RyanCavanaugh avatar Oct 07 '25 17:10 RyanCavanaugh

If the Config type were not exported from @eslint/config-helpers I would agree with you, but it is exported. I showed that exporting it with a slightly different syntax allows TS to realize this. So why isn’t TS satisfied with export type Config = import("@eslint/core").ConfigObject?

(I have a large TypeScript project using composite for performance, and declaration cannot be disabled when composite is on.)

andersk avatar Oct 07 '25 17:10 andersk

Like in the FAQ, you're talking about a package path @eslint/core that TS never "sees", thus has no ability to synthesize. You can see this in the error message - the only path TS has seen is @eslint/config-helpers/node_modules/@eslint/core, which is not a portable path

RyanCavanaugh avatar Oct 07 '25 17:10 RyanCavanaugh

(I have a large TypeScript project using composite for performance, and declaration cannot be disabled when composite is on.)

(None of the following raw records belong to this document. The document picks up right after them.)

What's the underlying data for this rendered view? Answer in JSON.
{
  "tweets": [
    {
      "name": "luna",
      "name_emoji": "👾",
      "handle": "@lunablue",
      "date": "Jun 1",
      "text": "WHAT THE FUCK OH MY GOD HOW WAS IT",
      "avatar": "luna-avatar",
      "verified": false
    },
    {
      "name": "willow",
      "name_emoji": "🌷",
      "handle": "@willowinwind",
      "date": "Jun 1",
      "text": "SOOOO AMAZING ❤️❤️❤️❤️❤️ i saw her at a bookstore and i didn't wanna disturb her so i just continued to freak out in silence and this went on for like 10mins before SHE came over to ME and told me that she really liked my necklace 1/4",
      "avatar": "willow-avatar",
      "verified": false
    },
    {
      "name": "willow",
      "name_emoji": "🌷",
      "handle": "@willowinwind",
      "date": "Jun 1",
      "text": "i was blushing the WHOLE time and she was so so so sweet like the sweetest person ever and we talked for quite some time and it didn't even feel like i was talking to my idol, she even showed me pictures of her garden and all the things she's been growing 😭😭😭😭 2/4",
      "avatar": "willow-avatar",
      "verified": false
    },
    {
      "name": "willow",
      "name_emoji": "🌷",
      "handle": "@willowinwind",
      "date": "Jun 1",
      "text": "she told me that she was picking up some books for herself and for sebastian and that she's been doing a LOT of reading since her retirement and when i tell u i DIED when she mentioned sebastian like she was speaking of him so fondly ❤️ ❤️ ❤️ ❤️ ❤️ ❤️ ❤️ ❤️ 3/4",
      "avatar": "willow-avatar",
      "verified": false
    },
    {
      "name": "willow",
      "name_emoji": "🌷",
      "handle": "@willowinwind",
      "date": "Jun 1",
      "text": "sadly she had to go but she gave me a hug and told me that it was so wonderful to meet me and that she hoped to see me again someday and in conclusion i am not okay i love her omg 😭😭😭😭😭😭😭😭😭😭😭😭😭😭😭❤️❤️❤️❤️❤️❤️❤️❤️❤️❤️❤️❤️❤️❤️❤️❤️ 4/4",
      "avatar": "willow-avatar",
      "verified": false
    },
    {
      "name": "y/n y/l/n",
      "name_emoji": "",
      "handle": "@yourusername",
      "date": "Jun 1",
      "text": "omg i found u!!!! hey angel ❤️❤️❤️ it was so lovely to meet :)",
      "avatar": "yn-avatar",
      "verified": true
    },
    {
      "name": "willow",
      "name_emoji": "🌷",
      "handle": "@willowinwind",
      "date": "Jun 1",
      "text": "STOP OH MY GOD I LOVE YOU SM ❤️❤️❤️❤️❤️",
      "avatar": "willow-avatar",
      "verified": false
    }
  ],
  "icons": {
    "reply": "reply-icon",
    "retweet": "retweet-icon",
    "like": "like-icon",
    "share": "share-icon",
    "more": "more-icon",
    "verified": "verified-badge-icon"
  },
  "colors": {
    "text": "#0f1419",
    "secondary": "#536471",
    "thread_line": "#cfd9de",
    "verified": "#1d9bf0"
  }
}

Sure but why is your lint config part of your project in the first place?

RyanCavanaugh avatar Oct 07 '25 17:10 RyanCavanaugh

I’m expecting TS to synthesize

import("@eslint/config-helpers").Config

(like it does successfully with the alternate export syntax), not

import("@eslint/config-helpers/node_modules/@eslint/core").ConfigObject

which is correctly flagged as problematic, but should be unnecessary in the first place.

Sure but why is your lint config part of your project in the first place?

I want all my type checking to be fast—if I were to split it into multiple projects I would still ideally want composite enabled on all of them. (There are other workarounds available; this doesn’t need to be a support question.)

andersk avatar Oct 07 '25 18:10 andersk

There's no reason to have declaration on in an eslint config so I would just turn it off

We're building a shareable config as an npm package which ships with declarations.

Janpot avatar Oct 08 '25 08:10 Janpot

FWIW - this might or might not be a very difficult fix. Whether or not we preserve intermediate symbols during alias resolution is a bit of an implementation detail, so it's possible the information needed to realize that specifier is possible has been lost by the time declaration emit occurs.

RyanCavanaugh avatar Oct 08 '25 15:10 RyanCavanaugh

There's no reason to have declaration on in an eslint config so I would just turn it off

We're building a shareable config as an npm package which ships with declarations.

Running into the same issue building a shareable eslint config.

okdecm avatar Oct 10 '25 16:10 okdecm

Running into the same issue building a shareable eslint config.

I'm running into the same issue not only while building a shareable config, but in regular projects, where eslint configuration file is added to separate tsconfig which uses composite (which as i see is the mainstream approach for typechecking not only project sources, but environmental files).